Most experimental plasticity data come from in vitro brain slice experiments in rodents, where calcium concentrations and other physiological conditions differ from those in the intact brain. By adapting their model to in vivo extracellular calcium levels, the authors predict qualitatively different plasticity dynamics than those commonly observed in vitro. If validated experimentally, these predictions would reshape how researchers interpret plasticity experiments and conceptualize learning mechanisms in living brains.
Henry Markram, founder and director of the Blue Brain Project, noted the study’s broader significance: “This work demonstrates that modeling can bridge gaps in experimental knowledge. The model is open source, enabling other researchers to test, extend, and refine it. Sharing these validated components accelerates progress and supports community-driven advances in neuroscience.”

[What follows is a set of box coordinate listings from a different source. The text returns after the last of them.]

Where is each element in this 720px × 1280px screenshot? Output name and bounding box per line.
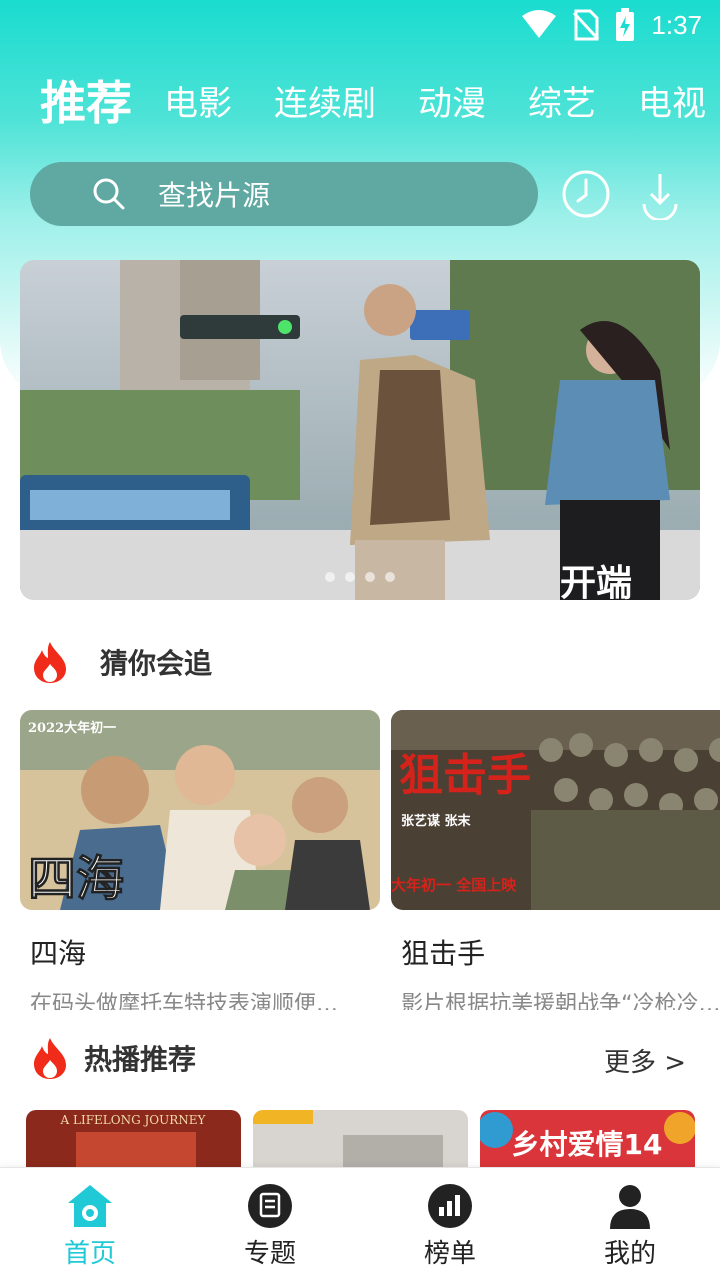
download-icon[interactable] xyxy=(634,168,686,220)
section-title: 猜你会追 xyxy=(100,647,213,680)
poster-year: 2022大年初一 xyxy=(28,720,116,736)
search-input[interactable]: 查找片源 xyxy=(30,162,538,226)
carousel-dot[interactable] xyxy=(385,572,395,582)
nav-label: 首页 xyxy=(63,1238,116,1269)
nav-home[interactable]: 首页 xyxy=(0,1168,180,1280)
tab-movie[interactable]: 电影 xyxy=(164,76,232,125)
status-time: 1:37 xyxy=(651,9,702,40)
bottom-nav: 首页 专题 榜单 我的 xyxy=(0,1167,720,1280)
nav-label: 我的 xyxy=(603,1238,656,1269)
status-bar: 1:37 xyxy=(0,0,720,50)
card-desc: 在码头做摩托车特技表演顺便… xyxy=(30,992,339,1010)
hot-section-header: 热播推荐 xyxy=(30,1036,196,1080)
fire-icon xyxy=(34,642,66,683)
movie-poster: 狙击手 张艺谋 张末 大年初一 全国上映 xyxy=(391,710,720,910)
topic-icon xyxy=(248,1183,292,1228)
tab-series[interactable]: 连续剧 xyxy=(274,76,376,125)
card-desc: 影片根据抗美援朝战争“冷枪冷炮运动” xyxy=(401,992,720,1010)
guess-section-header: 猜你会追 xyxy=(30,640,212,684)
poster-title: 四海 xyxy=(28,851,124,907)
poster-release-tag: 大年初一 全国上映 xyxy=(391,876,517,894)
fire-icon xyxy=(34,1038,66,1079)
movie-card[interactable]: 狙击手 张艺谋 张末 大年初一 全国上映 狙击手 影片根据抗美援朝战争“冷枪冷炮… xyxy=(391,710,720,1010)
hot-card[interactable]: A LIFELONG JOURNEY xyxy=(26,1110,241,1170)
card-title: 狙击手 xyxy=(401,937,486,970)
tab-tv[interactable]: 电视 xyxy=(638,76,706,125)
tab-recommend[interactable]: 推荐 xyxy=(40,70,132,130)
banner-image: 开端 xyxy=(20,260,700,600)
banner-carousel[interactable]: 开端 xyxy=(20,260,700,600)
section-title: 热播推荐 xyxy=(84,1043,197,1076)
category-tabs: 推荐 电影 连续剧 动漫 综艺 电视 xyxy=(40,70,720,130)
history-icon[interactable] xyxy=(560,168,612,220)
carousel-dots xyxy=(20,572,700,582)
tab-variety[interactable]: 综艺 xyxy=(528,76,596,125)
nav-chart[interactable]: 榜单 xyxy=(360,1168,540,1280)
card-title: 四海 xyxy=(30,937,87,970)
hot-poster-text: 乡村爱情14 xyxy=(512,1128,663,1161)
chart-icon xyxy=(428,1183,472,1228)
user-icon xyxy=(610,1184,650,1229)
hot-poster-text: A LIFELONG JOURNEY xyxy=(60,1113,207,1127)
home-icon xyxy=(68,1184,112,1227)
tab-anime[interactable]: 动漫 xyxy=(418,76,486,125)
movie-poster: 2022大年初一 四海 xyxy=(20,710,380,910)
carousel-dot[interactable] xyxy=(365,572,375,582)
carousel-dot[interactable] xyxy=(325,572,335,582)
battery-charging-icon xyxy=(616,8,635,41)
nav-label: 专题 xyxy=(243,1238,296,1269)
search-placeholder: 查找片源 xyxy=(158,179,271,212)
no-sim-icon xyxy=(573,9,600,41)
search-icon xyxy=(93,178,125,210)
hot-card[interactable]: 乡村爱情14 xyxy=(480,1110,695,1170)
nav-profile[interactable]: 我的 xyxy=(540,1168,720,1280)
hot-card[interactable] xyxy=(253,1110,468,1170)
guess-list: 2022大年初一 四海 四海 在码头做摩托车特技表演顺便… 狙击手 张艺谋 张末 xyxy=(20,710,720,1010)
wifi-icon xyxy=(522,10,557,38)
hot-list: A LIFELONG JOURNEY 乡村爱情14 xyxy=(26,1110,706,1170)
nav-topic[interactable]: 专题 xyxy=(180,1168,360,1280)
search-row: 查找片源 xyxy=(30,162,700,226)
more-link[interactable]: 更多 > xyxy=(604,1042,686,1079)
movie-card[interactable]: 2022大年初一 四海 四海 在码头做摩托车特技表演顺便… xyxy=(20,710,380,1010)
poster-title: 狙击手 xyxy=(399,750,531,801)
nav-label: 榜单 xyxy=(423,1238,476,1269)
carousel-dot[interactable] xyxy=(345,572,355,582)
poster-director: 张艺谋 张末 xyxy=(401,813,472,829)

The open-source release includes hundreds of modeled plastic connections among pyramidal cell types and represents one of the most extensively validated plasticity frameworks to date. It offers a robust null model for predicting LTP and LTD across neocortical circuits and a practical platform for developing biologically informed artificial intelligence methods.
About this synaptic plasticity research news
Author: Press Office
Source: University of Montreal
Contact: Press Office – University of Montreal
Image: The image is credited to the researchers
Original Research: Open access. “A calcium-based plasticity model for predicting long-term potentiation and depression in the neocortex” by Giuseppe Chindemi et al., Nature Communications.
Abstract
A calcium-based plasticity model for predicting long-term potentiation and depression in the neocortex
Pyramidal cells form the structural backbone of the neocortex; plasticity at their synapses is widely considered a cellular basis for learning. However, long-term synaptic changes have been experimentally characterized for only a limited set of pyramidal cell types, creating a barrier to understanding learning across cortical circuits.
This study introduces a synaptic plasticity model grounded in postsynaptic calcium dynamics constrained by experimental data. Embedded in a neocortical microcircuit model, a single parameter set reproduces available findings on LTP and LTD across multiple pyramidal cell connection types. The model shows that diverse plasticity outcomes can arise from cell-type-specific synaptic physiology, neuronal morphology, and innervation patterns without invoking distinct plasticity rules for each cell type.
When the model is adjusted to reflect in vivo extracellular calcium concentrations, it predicts plasticity behaviors that differ qualitatively from in vitro observations. Together, these results provide a comprehensive baseline model for neocortical LTP/LTD in vivo and an open framework for further development of cortical plasticity models.